For this edition of #NatureZen, we’re traveling a bit beyond the borders of Overton Park. To find the delicate creatures we’re admiring today, we need access to water, especially rivers and streams. Choose a spot along the Wolf River Greenway, for example, and look down at the trail in front of you or the leaves alongside it: you’re almost guaranteed to see some dancer damselflies.
Dancers are part of the the largest genus of damselflies in the New World, Argia, which means “lazy” in Latin (a misnomer if there ever was one). Some scientists think Argia may instead be a reference to the Greek argos, which means “bright.” Either way, “dancer” makes sense as a common name, as these damselflies have a bouncy flight pattern that’s different from other, more straight-flying damselflies like bluets and forktails.
Although there are more than 100 species of dancers, only six have been recorded here in Shelby County. Let’s meet them!
The three most common dancer species in our area all have “blue” in the name, but the males aren’t hard to tell apart once you know what to look for. The species I encounter most frequently is the blue-fronted dancer. The black stripes on its thorax are much more faint than in the other species, so its “front” really is mostly blue. Females look a lot like males, only they can be either blue or brown.
Next most common are blue-tipped dancers, named for the spot of blue on the end of the male’s abdomen . The males of this species are purple, so that’s a great clue; it’s the females that may trip you up here, because they can be brown or blue just like the blue-fronted dancer.
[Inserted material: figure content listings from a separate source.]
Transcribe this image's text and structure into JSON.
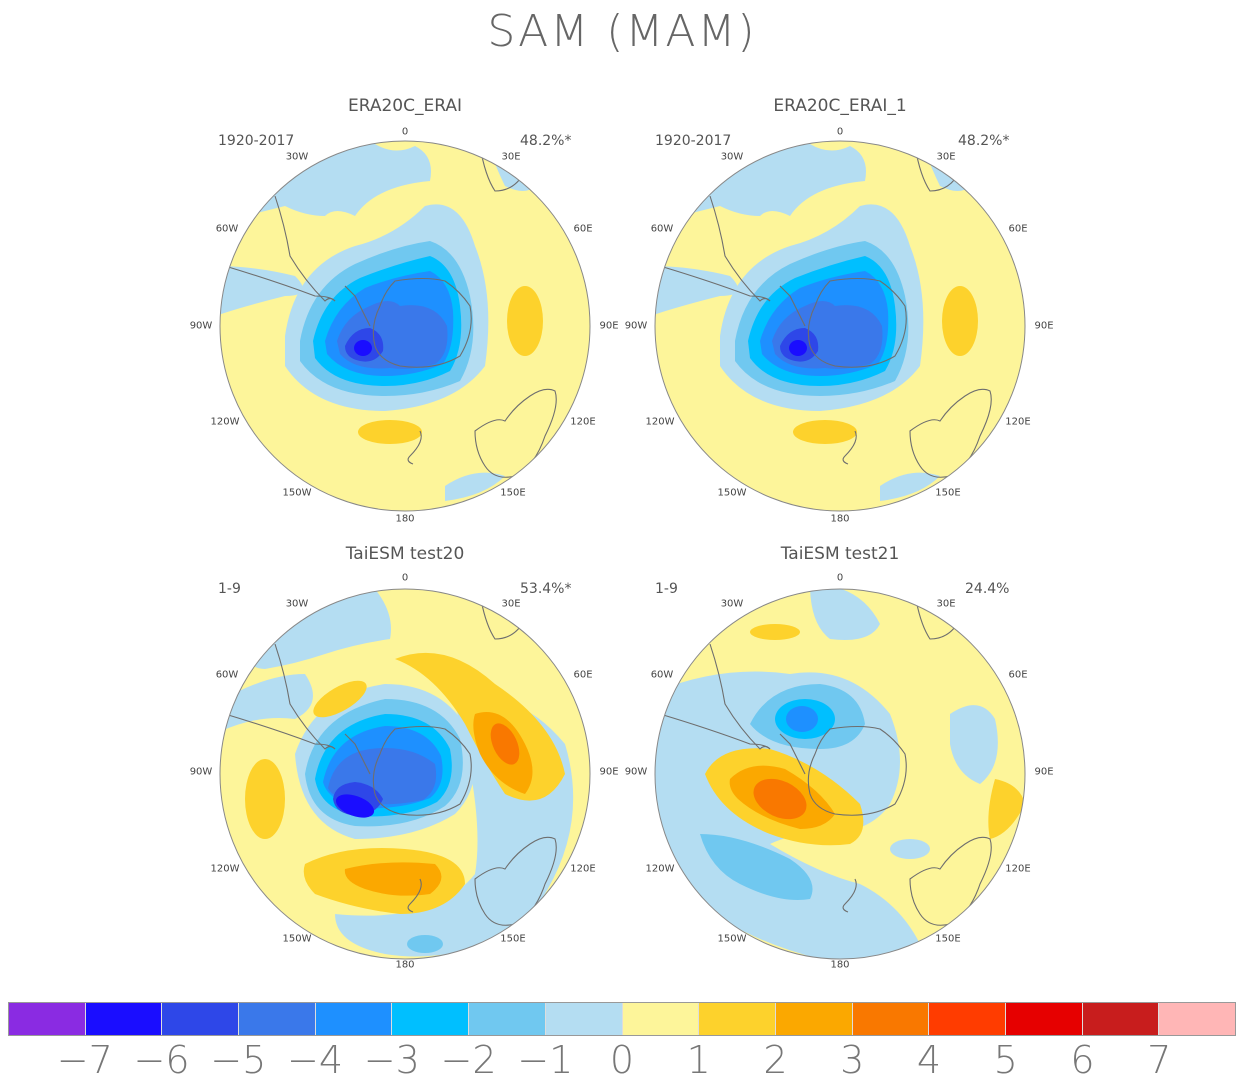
{
  "title": "SAM (MAM)",
  "colors": {
    "-7": "#8a2be2",
    "-6": "#1a0dff",
    "-5": "#2e47e8",
    "-4": "#3a78ea",
    "-3": "#1e90ff",
    "-2": "#00bfff",
    "-1": "#70c8f0",
    "0n": "#b4ddf2",
    "0p": "#fdf59a",
    "1": "#fdd22c",
    "2": "#fba800",
    "3": "#f97800",
    "4": "#ff3c00",
    "5": "#e60000",
    "6": "#c81d1d",
    "7": "#ffb6b6",
    "coast": "#6e6e6e"
  },
  "panels": [
    {
      "title": "ERA20C_ERAI",
      "period": "1920-2017",
      "pct": "48.2%*"
    },
    {
      "title": "ERA20C_ERAI_1",
      "period": "1920-2017",
      "pct": "48.2%*"
    },
    {
      "title": "TaiESM test20",
      "period": "1-9",
      "pct": "53.4%*"
    },
    {
      "title": "TaiESM test21",
      "period": "1-9",
      "pct": "24.4%"
    }
  ],
  "lon_labels": [
    "0",
    "30E",
    "60E",
    "90E",
    "120E",
    "150E",
    "180",
    "150W",
    "120W",
    "90W",
    "60W",
    "30W"
  ],
  "colorbar": {
    "swatches": [
      "#8a2be2",
      "#1a0dff",
      "#2e47e8",
      "#3a78ea",
      "#1e90ff",
      "#00bfff",
      "#70c8f0",
      "#b4ddf2",
      "#fdf59a",
      "#fdd22c",
      "#fba800",
      "#f97800",
      "#ff3c00",
      "#e60000",
      "#c81d1d",
      "#ffb6b6"
    ],
    "labels": [
      "-7",
      "-6",
      "-5",
      "-4",
      "-3",
      "-2",
      "-1",
      "0",
      "1",
      "2",
      "3",
      "4",
      "5",
      "6",
      "7"
    ]
  }
}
A good way to distinguish this species is that both males and females have a little fork in the stripes on the side of their thorax. Do you see where the black stripe looks like it has a piece missing near where the body meets the wing? It’s even more noticeable in the female.
Our third, fairly common damsel is the blue-ringed dancer. The blue in this case is running in circles around the male’s abdomen. Some individuals, like this one, also have beautiful amber-colored wings. Females of this species often look extremely different from males; the amber wings can sometimes be the best clue, but they don’t always have those either!
Now to the less common dancers in our area. The powdered dancer is a gorgeous damselfly named for the male’s powdery appearance. This condition is known as “pruinescence,” and in insects it’s caused by wax particles that build up on the outside of the body. Some species are more prone to it than others, and as individuals age they become more pruinose until their original colors are practically obscured. Other things in nature that become pruinose include grapes, blueberries, and the bellies of cicadas.
This male is pretty fresh, so he’s not very pruinose…
…but you can see that this one is beginning to live up to the name “powdered.”
The damselflies above, like these dusky dancers below, are in tandem. This means they’re not actively mating (the female’s abdomen would be attached to the male, and they’d form a wheel), but they’re sticking together either to look for mating sites or to actually lay eggs. It’s hard to catch dancers in a wheel, but easy to see them paired up like this. Dusky dancers are uncommon locally, but their distinguishing feature is the black slash through the blue section on the tip of their abdomen.
Finally, you might run into a variable dancer, which takes several different forms depending on its geographic area. Males almost always have a violet thorax, but they might have black wings, or black abdomens. This one is the Florida subspecies. While most dancers “clap” their wings occasionally (opening and closing them rapidly after perching), this one does it almost every time it lands. It’s like having a tiny applauding audience!
Ready to go damselfly exploring? Odonata Central has a list of all the dragonfly and damselfly species recorded in Shelby County.